The other, perhaps more honest response to fake news is that humans, not algorithms, are to blame. Yes, we were duped by politicians and the media – people seem to be saying – but we will never be duped again. In order to ensure this, we need to return our focus to ‘real’ news: we need to support real journalism, and educate the masses through media literacy so that they can recognize fake news and stop being such dupes.
But by perpetuating a seemingly obvious distinction between fake and real news, I believe this kind of liberal response is an avoidance of responsibility. It makes it seem as if only the fake side is capable of producing fake news. Our side, after all, produces only real news, right?
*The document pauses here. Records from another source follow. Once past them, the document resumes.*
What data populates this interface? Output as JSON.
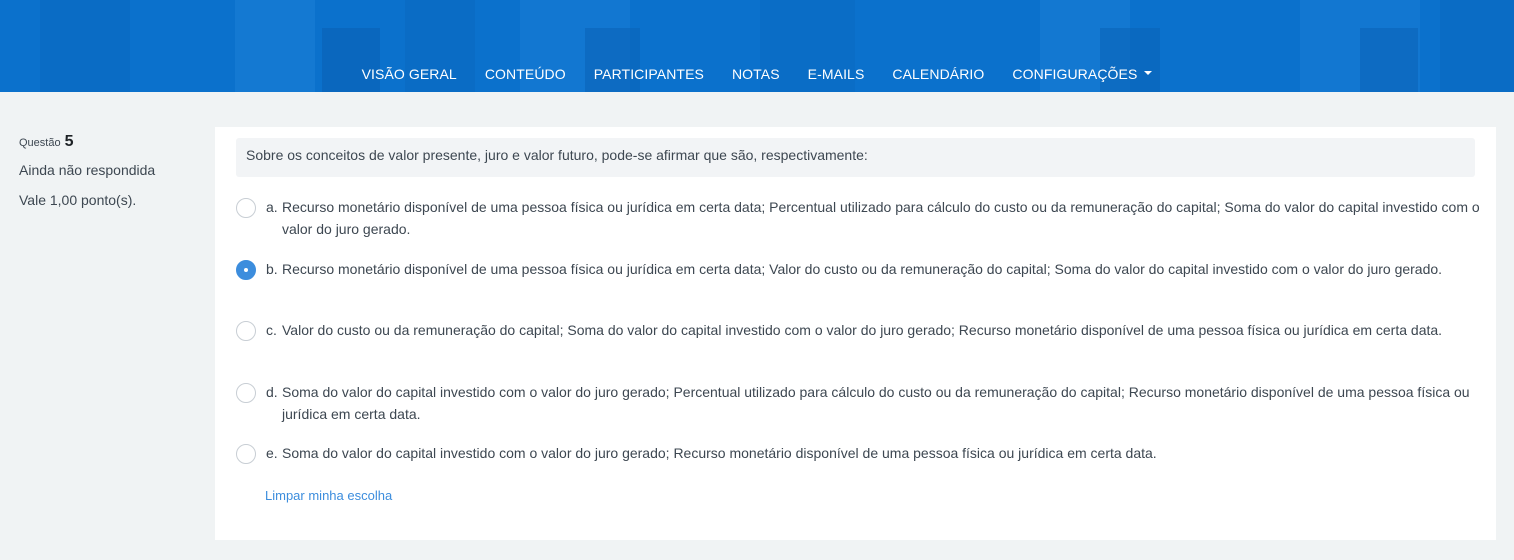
{
  "nav": {
    "items": [
      "VISÃO GERAL",
      "CONTEÚDO",
      "PARTICIPANTES",
      "NOTAS",
      "E-MAILS",
      "CALENDÁRIO",
      "CONFIGURAÇÕES"
    ],
    "colors": {
      "header": "#0b71cc",
      "text": "#ffffff"
    }
  },
  "question": {
    "label": "Questão",
    "number": "5",
    "state": "Ainda não respondida",
    "grade": "Vale 1,00 ponto(s).",
    "text": "Sobre os conceitos de valor presente, juro e valor futuro, pode-se afirmar que são, respectivamente:",
    "selected": "b",
    "answers": [
      {
        "letter": "a.",
        "text": "Recurso monetário disponível de uma pessoa física ou jurídica em certa data; Percentual utilizado para cálculo do custo ou da remuneração do capital; Soma do valor do capital investido com o valor do juro gerado."
      },
      {
        "letter": "b.",
        "text": "Recurso monetário disponível de uma pessoa física ou jurídica em certa data; Valor do custo ou da remuneração do capital; Soma do valor do capital investido com o valor do juro gerado."
      },
      {
        "letter": "c.",
        "text": "Valor do custo ou da remuneração do capital; Soma do valor do capital investido com o valor do juro gerado; Recurso monetário disponível de uma pessoa física ou jurídica em certa data."
      },
      {
        "letter": "d.",
        "text": "Soma do valor do capital investido com o valor do juro gerado; Percentual utilizado para cálculo do custo ou da remuneração do capital; Recurso monetário disponível de uma pessoa física ou jurídica em certa data."
      },
      {
        "letter": "e.",
        "text": "Soma do valor do capital investido com o valor do juro gerado; Recurso monetário disponível de uma pessoa física ou jurídica em certa data."
      }
    ],
    "clear_label": "Limpar minha escolha",
    "accent": "#3c8ddd"
  }
}
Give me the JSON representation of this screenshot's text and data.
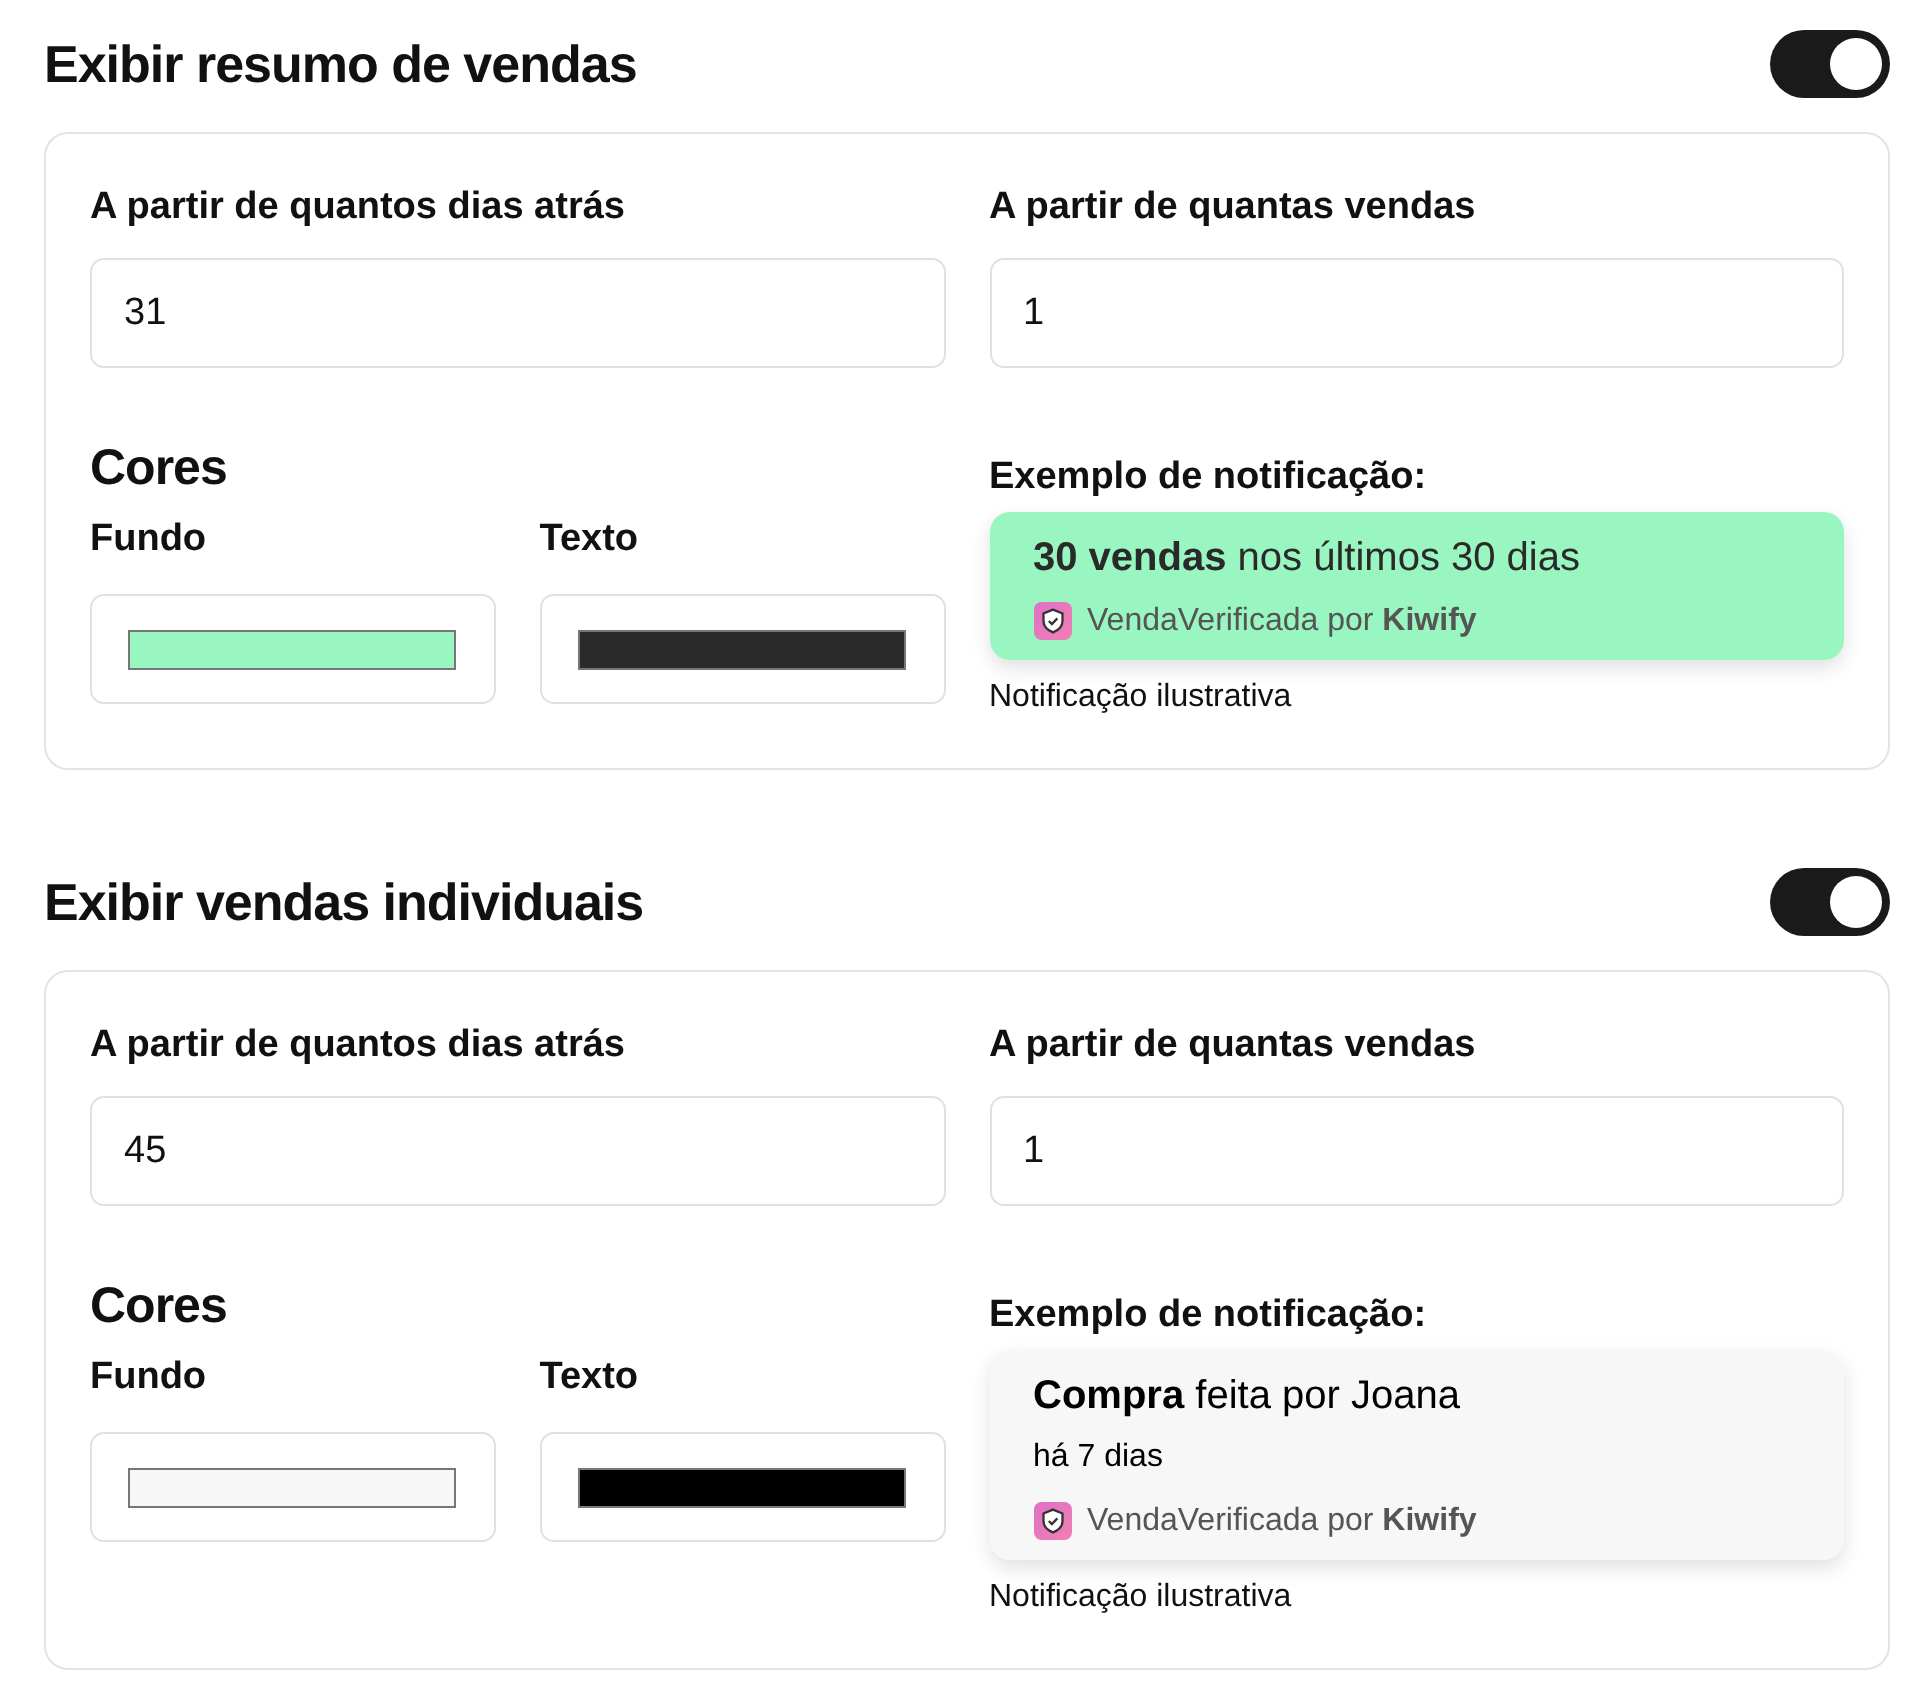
{
  "sections": [
    {
      "title": "Exibir resumo de vendas",
      "on": true,
      "days_label": "A partir de quantos dias atrás",
      "days_value": "31",
      "sales_label": "A partir de quantas vendas",
      "sales_value": "1",
      "colors_title": "Cores",
      "swatches": [
        {
          "label": "Fundo",
          "color": "#99f6c0"
        },
        {
          "label": "Texto",
          "color": "#2a2a2a"
        }
      ],
      "example_label": "Exemplo de notificação:",
      "notification": {
        "headline": "**30 vendas** nos últimos 30 dias",
        "footer": "VendaVerificada por **Kiwify**"
      },
      "caption": "Notificação ilustrativa"
    },
    {
      "title": "Exibir vendas individuais",
      "on": true,
      "days_label": "A partir de quantos dias atrás",
      "days_value": "45",
      "sales_label": "A partir de quantas vendas",
      "sales_value": "1",
      "colors_title": "Cores",
      "swatches": [
        {
          "label": "Fundo",
          "color": "#f7f7f7"
        },
        {
          "label": "Texto",
          "color": "#000000"
        }
      ],
      "example_label": "Exemplo de notificação:",
      "notification": {
        "headline": "**Compra** feita por Joana",
        "subtitle": "há 7 dias",
        "footer": "VendaVerificada por **Kiwify**"
      },
      "caption": "Notificação ilustrativa"
    }
  ]
}
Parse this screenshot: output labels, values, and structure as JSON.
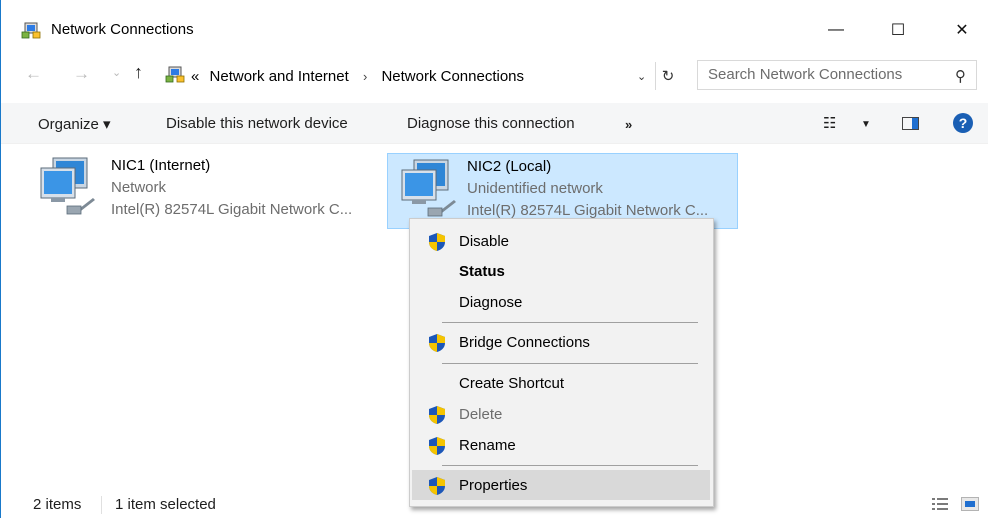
{
  "window": {
    "title": "Network Connections",
    "controls": {
      "minimize": "—",
      "maximize": "☐",
      "close": "✕"
    }
  },
  "nav": {
    "back": "←",
    "forward": "→",
    "recent": "⌄",
    "up": "↑",
    "breadcrumb_prefix": "«",
    "breadcrumbs": [
      "Network and Internet",
      "Network Connections"
    ],
    "breadcrumb_separator": "›",
    "dropdown": "⌄",
    "refresh": "↻",
    "search_placeholder": "Search Network Connections",
    "search_icon": "⚲"
  },
  "commands": {
    "organize": "Organize ▾",
    "disable": "Disable this network device",
    "diagnose": "Diagnose this connection",
    "more": "»",
    "view": "☷",
    "view_dropdown": "▼",
    "help": "?"
  },
  "items": [
    {
      "name": "NIC1 (Internet)",
      "status": "Network",
      "device": "Intel(R) 82574L Gigabit Network C..."
    },
    {
      "name": "NIC2 (Local)",
      "status": "Unidentified network",
      "device": "Intel(R) 82574L Gigabit Network C..."
    }
  ],
  "context_menu": {
    "disable": "Disable",
    "status": "Status",
    "diagnose": "Diagnose",
    "bridge": "Bridge Connections",
    "shortcut": "Create Shortcut",
    "delete": "Delete",
    "rename": "Rename",
    "properties": "Properties"
  },
  "statusbar": {
    "items_count": "2 items",
    "selected": "1 item selected"
  },
  "colors": {
    "selection_bg": "#cce8ff",
    "selection_border": "#99d1ff",
    "menu_bg": "#f2f2f2",
    "menu_hover": "#d9d9d9",
    "shield_blue": "#1c57b8",
    "shield_yellow": "#f5c400"
  }
}
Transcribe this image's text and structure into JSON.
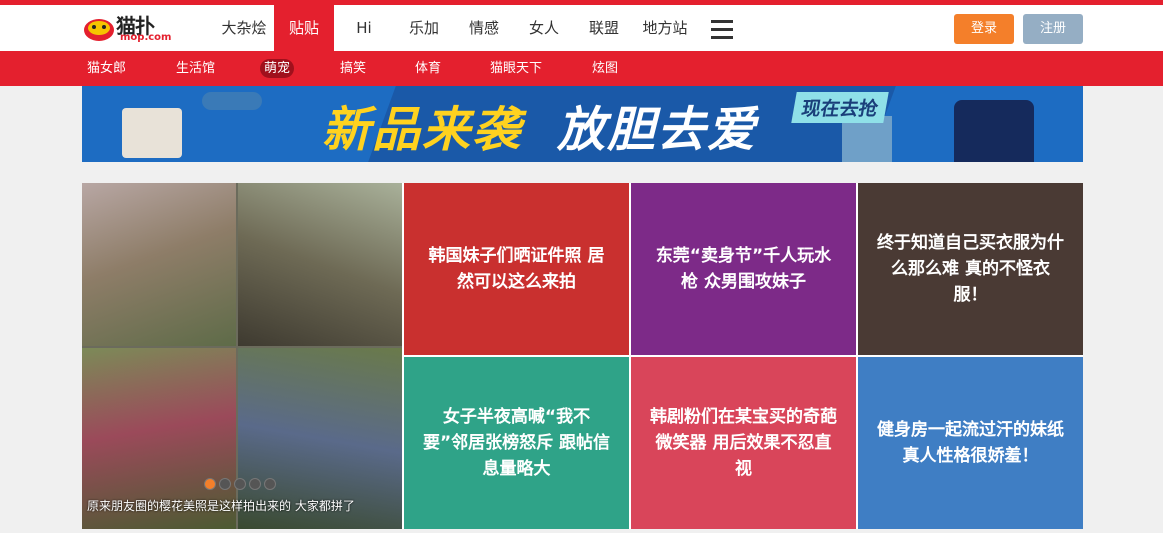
{
  "header": {
    "logo_text": "猫扑",
    "logo_sub": "mop.com",
    "nav": [
      "大杂烩",
      "贴贴",
      "Hi",
      "乐加",
      "情感",
      "女人",
      "联盟",
      "地方站"
    ],
    "login_label": "登录",
    "register_label": "注册"
  },
  "subnav": [
    "猫女郎",
    "生活馆",
    "萌宠",
    "搞笑",
    "体育",
    "猫眼天下",
    "炫图"
  ],
  "banner": {
    "title_a": "新品来袭",
    "title_b": "放胆去爱",
    "cta": "现在去抢"
  },
  "feature": {
    "caption": "原来朋友圈的樱花美照是这样拍出来的 大家都拼了",
    "slides": 5,
    "active_slide": 1
  },
  "tiles": [
    {
      "title": "韩国妹子们晒证件照 居然可以这么来拍",
      "color": "#c9302f"
    },
    {
      "title": "东莞“卖身节”千人玩水枪 众男围攻妹子",
      "color": "#7d2a88"
    },
    {
      "title": "终于知道自己买衣服为什么那么难 真的不怪衣服！",
      "color": "#4a3a34"
    },
    {
      "title": "女子半夜高喊“我不要”邻居张榜怒斥 跟帖信息量略大",
      "color": "#2fa388"
    },
    {
      "title": "韩剧粉们在某宝买的奇葩微笑器 用后效果不忍直视",
      "color": "#d9455a"
    },
    {
      "title": "健身房一起流过汗的妹纸 真人性格很娇羞！",
      "color": "#3f7ec4"
    }
  ]
}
It is convenient, but disingenuous, to believe that environmental degradation, unchecked surveillance, and indemnity for the corrupt – not to mention lying White House press secretaries like Sean Spicer – started the day Trump assumed office. One need only look at Trump’s predecessors to see that these trends have longer trajectories, even if the media campaigns used to justify them had more finesse than what we can expect to see in the near future.
Furthermore, to insist on a clear distinction between fake and real news bypasses any kind of analysis of the economics that makes disinformation possible and indeed desirable. Even though journalists are feeling under attack, it is important to remember that in the new media economy they have helped to create, media organizations have to produce a daily barrage of clickable juicy headlines just to survive; the veracity and quality of the actual content seems to almost not matter.
Thus, the liberal response to fake news is dangerous because it hides the ways in which media systems in democracies are becoming capable of supporting disinformation in a manner surprisingly similar to that of media systems in autocratic regimes. Across the board, in democracies and non-democracies, we find the kind of industry deregulation that creates oligopolies by giving more power to favored corporations; a state willing to impose special measures of surveillance during more or less permanent periods of emergency; a discourse of patriotism that shames dissenters and encourages self-censorship; collaboration between government and private sector to develop and implement technologies for surveillance; and increased secrecy about what governments and corporations do with data collected from citizens, all in the name of profit or security. In the U.S., these trends – which have culminated in the fake news phenomenon – have been ongoing for decades, long before Trump came along.
These similarities suggest that disinformation can become a feature of media environments regardless of which side – liberal or conservative, democratic or authoritarian – is in office. Naively, we cling to the idea that in these conditions falsehoods can be challenged with facts. But facts cease to matter much in a system in which the act of lying itself is endowed with authority and certainty.